Not to mention that it was a Syracuse vs. Pitt game we’re talking about. The most boring and uninteresting 50+ year rivalry in all of college football.

Do you know what the average score of a Syracuse - Pitt game was before this one? 20-19. To find the last time both teams score in excess of 25 points in this game you’d have to go back to 2004. After that, 1998. This is a rivalry built on ugly, low-scoring, uninteresting football.

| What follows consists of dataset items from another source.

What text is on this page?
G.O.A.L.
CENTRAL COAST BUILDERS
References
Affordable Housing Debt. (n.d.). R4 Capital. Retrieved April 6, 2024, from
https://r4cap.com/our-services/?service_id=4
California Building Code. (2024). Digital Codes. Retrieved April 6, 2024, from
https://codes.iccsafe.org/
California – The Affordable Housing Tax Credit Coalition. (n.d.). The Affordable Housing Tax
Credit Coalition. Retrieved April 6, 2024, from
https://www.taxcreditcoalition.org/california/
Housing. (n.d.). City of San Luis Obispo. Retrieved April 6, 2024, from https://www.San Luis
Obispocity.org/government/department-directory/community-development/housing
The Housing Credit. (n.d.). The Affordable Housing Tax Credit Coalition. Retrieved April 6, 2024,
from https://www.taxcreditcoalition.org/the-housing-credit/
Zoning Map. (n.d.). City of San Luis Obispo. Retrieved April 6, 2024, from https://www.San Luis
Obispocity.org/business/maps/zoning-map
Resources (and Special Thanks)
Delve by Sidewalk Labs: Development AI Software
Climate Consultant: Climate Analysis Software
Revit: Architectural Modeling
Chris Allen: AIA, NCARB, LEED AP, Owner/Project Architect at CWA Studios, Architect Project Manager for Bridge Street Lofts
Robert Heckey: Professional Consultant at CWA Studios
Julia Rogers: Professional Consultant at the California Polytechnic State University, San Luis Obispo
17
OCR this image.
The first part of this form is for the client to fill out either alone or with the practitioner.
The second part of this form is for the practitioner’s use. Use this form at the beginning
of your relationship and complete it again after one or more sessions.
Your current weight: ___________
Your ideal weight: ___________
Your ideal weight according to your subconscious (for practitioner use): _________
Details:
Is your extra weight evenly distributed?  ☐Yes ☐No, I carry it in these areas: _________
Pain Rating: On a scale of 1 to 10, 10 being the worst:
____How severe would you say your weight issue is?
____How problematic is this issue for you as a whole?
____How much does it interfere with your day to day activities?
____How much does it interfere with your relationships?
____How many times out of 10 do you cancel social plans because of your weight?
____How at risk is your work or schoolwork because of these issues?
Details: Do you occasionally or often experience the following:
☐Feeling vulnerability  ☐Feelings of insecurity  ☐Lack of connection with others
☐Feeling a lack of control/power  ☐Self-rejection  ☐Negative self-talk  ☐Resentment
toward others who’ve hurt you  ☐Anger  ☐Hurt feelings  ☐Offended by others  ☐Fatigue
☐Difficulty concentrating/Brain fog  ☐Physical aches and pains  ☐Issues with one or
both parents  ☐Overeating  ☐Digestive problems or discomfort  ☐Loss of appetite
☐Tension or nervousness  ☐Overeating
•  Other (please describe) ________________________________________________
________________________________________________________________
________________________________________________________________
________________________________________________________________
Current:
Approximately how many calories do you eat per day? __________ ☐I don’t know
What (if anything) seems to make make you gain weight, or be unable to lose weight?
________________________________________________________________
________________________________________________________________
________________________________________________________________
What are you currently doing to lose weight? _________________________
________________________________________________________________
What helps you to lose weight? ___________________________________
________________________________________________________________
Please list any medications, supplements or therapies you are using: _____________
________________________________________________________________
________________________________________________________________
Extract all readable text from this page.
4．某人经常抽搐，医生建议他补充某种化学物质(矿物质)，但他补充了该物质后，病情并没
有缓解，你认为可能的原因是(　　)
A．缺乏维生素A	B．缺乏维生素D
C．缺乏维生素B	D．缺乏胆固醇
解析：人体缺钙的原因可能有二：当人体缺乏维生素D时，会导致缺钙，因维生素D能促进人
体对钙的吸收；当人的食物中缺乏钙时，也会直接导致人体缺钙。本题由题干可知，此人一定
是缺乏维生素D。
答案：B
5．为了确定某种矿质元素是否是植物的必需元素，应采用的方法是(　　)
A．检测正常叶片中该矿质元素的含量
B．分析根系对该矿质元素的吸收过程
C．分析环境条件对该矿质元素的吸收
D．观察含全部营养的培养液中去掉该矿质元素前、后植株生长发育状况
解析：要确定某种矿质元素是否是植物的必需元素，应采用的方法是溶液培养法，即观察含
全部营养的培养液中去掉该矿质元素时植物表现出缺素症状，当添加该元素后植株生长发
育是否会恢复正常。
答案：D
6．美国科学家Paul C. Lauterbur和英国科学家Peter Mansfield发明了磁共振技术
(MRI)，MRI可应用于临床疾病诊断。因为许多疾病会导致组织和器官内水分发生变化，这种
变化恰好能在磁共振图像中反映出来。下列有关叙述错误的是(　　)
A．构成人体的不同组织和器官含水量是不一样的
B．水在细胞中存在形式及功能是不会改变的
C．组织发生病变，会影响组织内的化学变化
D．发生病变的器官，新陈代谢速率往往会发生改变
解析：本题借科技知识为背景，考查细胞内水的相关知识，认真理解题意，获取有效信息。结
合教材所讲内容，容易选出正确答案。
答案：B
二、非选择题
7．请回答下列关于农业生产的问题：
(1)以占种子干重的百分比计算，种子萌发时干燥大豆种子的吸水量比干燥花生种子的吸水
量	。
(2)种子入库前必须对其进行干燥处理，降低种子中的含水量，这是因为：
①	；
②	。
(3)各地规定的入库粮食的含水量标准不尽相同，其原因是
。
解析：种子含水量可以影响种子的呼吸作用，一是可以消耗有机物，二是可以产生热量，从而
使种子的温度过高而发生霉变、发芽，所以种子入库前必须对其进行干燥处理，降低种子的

And now, just maybe, we’re about to usher in an era in which both teams try to out 75-yard-touchdown-pass each other and the first one to 75 points wins. It’s unlikely next year’s contest will reach the same scoring heights, but it’s possible we could see both teams score into the 40s. And if by some chance Syracuse catches up in the wins department, this annual snoozefest might actually become must-see TV. Who knows, we might even develop actual feelings about this rivalry...

So whine all you like about the porous defense and how the Orange looked week-to-week in 2016. That’s small thinking if you ask me. Syracuse football has, for better or worse, always required big picture thinking. It’s up to the head coach to lay out their plan and then prove to us that they can succeed with it. Some do. Most don’t. One season in, Dino Babers has given us enough “belief without evidence” to warrant a rosy outlook for the future. Now it’s on him to recruit players to make his offense work better, seal up his defense, and win a couple more games every year from here on out.

No promises, but I just saw a 61-point performance that looked promising.